1. Kapitel. Der Galeerensklave
2. Kapitel. Henri de Faverne
3. Kapitel. Das Foyer der Oper
4. Kapitel. Vorbereitungen
5. Kapitel. Die Allee de la Muette
6. Kapitel. Das Manuskript
7. Kapitel. Der Kranke
8. Kapitel. Eine Banknote für Franc
9. Kapitel. Eine Ecke des Schleiers
10. Kapitel. Ein furchtbares Geständnis
11. Kapitel. Abreise nach Paris
12. Kapitel. Die Beichte
13. Kapitel. Das Blumenmädchen
14. Kapitel. Die Katastrophe
15. Kapitel. Bicètre
16. Kapitel. Der Gehenkte
17. Kapitel. Protokoll

1. Kapitel. Der Galeerensklave

Inhaltsverzeichnis

Im Mai 1835 war ich in Toulon; ich bewohnte dort eine kleine Bastide, die mir einer meiner Freunde zur Verfügung gestellt hatte.

Diese Bastide lag ungefähr fünfzig Schritt von dem Fort Lamalgue entfernt, gerade der berühmten Schanze gegenüber, die im Jahr 1793 das Glück des jungen Artillerieoffiziers emporsteigen sah, der später General Bonaparte und endlich Kaiser Napoleon war.

Ich hatte mich in der lobenswerten Absicht zu arbeiten zurückgezogen. In meinem Kopf wogte ein sehr düsteres, sehr furchtbares Drama, das ich von ebendiesem Kopf auf das Papier übertragen wollte.

Dieses so furchtbare Drama hieß »Kapitän Paul«.

Doch ich bemerkte eines: daß man, um konzentriert arbeiten zu können, ein kleines, enges Zimmer und ein durch dunkle Vorhänge gedämpftes Tageslicht braucht. Die weiten Horizonte, das unabsehbare Meer, die riesigen Gebirge, das alles, besonders wenn es in die reine, goldene Luft des Südens getaucht ist, das alles führt geradenwegs zur Beschauung, und nichts entfernt den Menschen mehr von der Arbeit als die Beschauung.

Die Folge davon war, daß ich, statt »Kapitän Paul« auszuführen, »Don Juan von Marana« träumte. Die Wirklichkeit wandte sich dem Traum und das Drama der Metaphysik zu.

Ich arbeitete also nicht, wenigstens nicht bei Tage.

Ich beschaute, und ich gestehe, dieses Azurblau des Mittelmeers mit seinen goldenen Flittern, diese riesigen Berge, so schön in ihrer furchtbaren Nacktheit, dieser Himmel, so tief und düster in seiner Durchsichtigkeit, alles das zu sehen war herrlicher, als das zu lesen, was ich hätte schreiben können.

Es ist wahr, in der Nacht, wenn ich es über mich brachte, meine Fensterläden gegen die versuchenden Strahlen des Mondes zu schließen, wenn ich meine Blicke von dem sternenfunkelnden Himmel abzuwenden vermochte, wenn ich mit meinen Gedanken wieder eins war, errang ich die Herrschaft über mich zurück.

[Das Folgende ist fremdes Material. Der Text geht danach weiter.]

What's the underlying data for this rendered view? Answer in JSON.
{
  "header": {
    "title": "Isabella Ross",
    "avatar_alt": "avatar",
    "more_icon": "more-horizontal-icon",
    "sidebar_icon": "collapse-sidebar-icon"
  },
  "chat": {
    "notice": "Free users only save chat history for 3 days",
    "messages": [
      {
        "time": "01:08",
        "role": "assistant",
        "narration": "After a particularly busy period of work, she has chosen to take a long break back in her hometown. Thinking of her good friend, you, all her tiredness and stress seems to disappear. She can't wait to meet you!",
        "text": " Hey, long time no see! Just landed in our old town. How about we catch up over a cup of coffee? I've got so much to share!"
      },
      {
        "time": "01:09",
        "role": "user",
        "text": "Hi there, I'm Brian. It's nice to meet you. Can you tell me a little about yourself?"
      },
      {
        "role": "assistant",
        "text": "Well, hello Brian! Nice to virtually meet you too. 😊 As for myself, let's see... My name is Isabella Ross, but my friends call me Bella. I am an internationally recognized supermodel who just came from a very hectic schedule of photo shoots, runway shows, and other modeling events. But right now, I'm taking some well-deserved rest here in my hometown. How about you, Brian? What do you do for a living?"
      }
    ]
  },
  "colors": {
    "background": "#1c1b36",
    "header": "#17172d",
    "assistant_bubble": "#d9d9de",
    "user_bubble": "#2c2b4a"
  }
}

Doch wie ein Spiegel hatte mein Geist den Widerschein der Bilder des Tages bewahrt, und es waren nicht mehr menschliche Geschöpfe mit ihren irdischen Leidenschaften, die mir erschienen, es waren schöne Engel, die auf Befehl Gottes mit einem Flügelschlag diese endlosen Räume durchzogen; es waren Geächtete, höhnische Dämonen, die, auf einem nackten Felsen sitzend, die Erde bedrohten; es war endlich ein Werk wie die »Göttliche Komödie«, wie das »Verlorene Paradies« oder wie »Faust«, das erschlossen werden wollte, und nicht mehr nur irgendeine Allerweltsdichtung.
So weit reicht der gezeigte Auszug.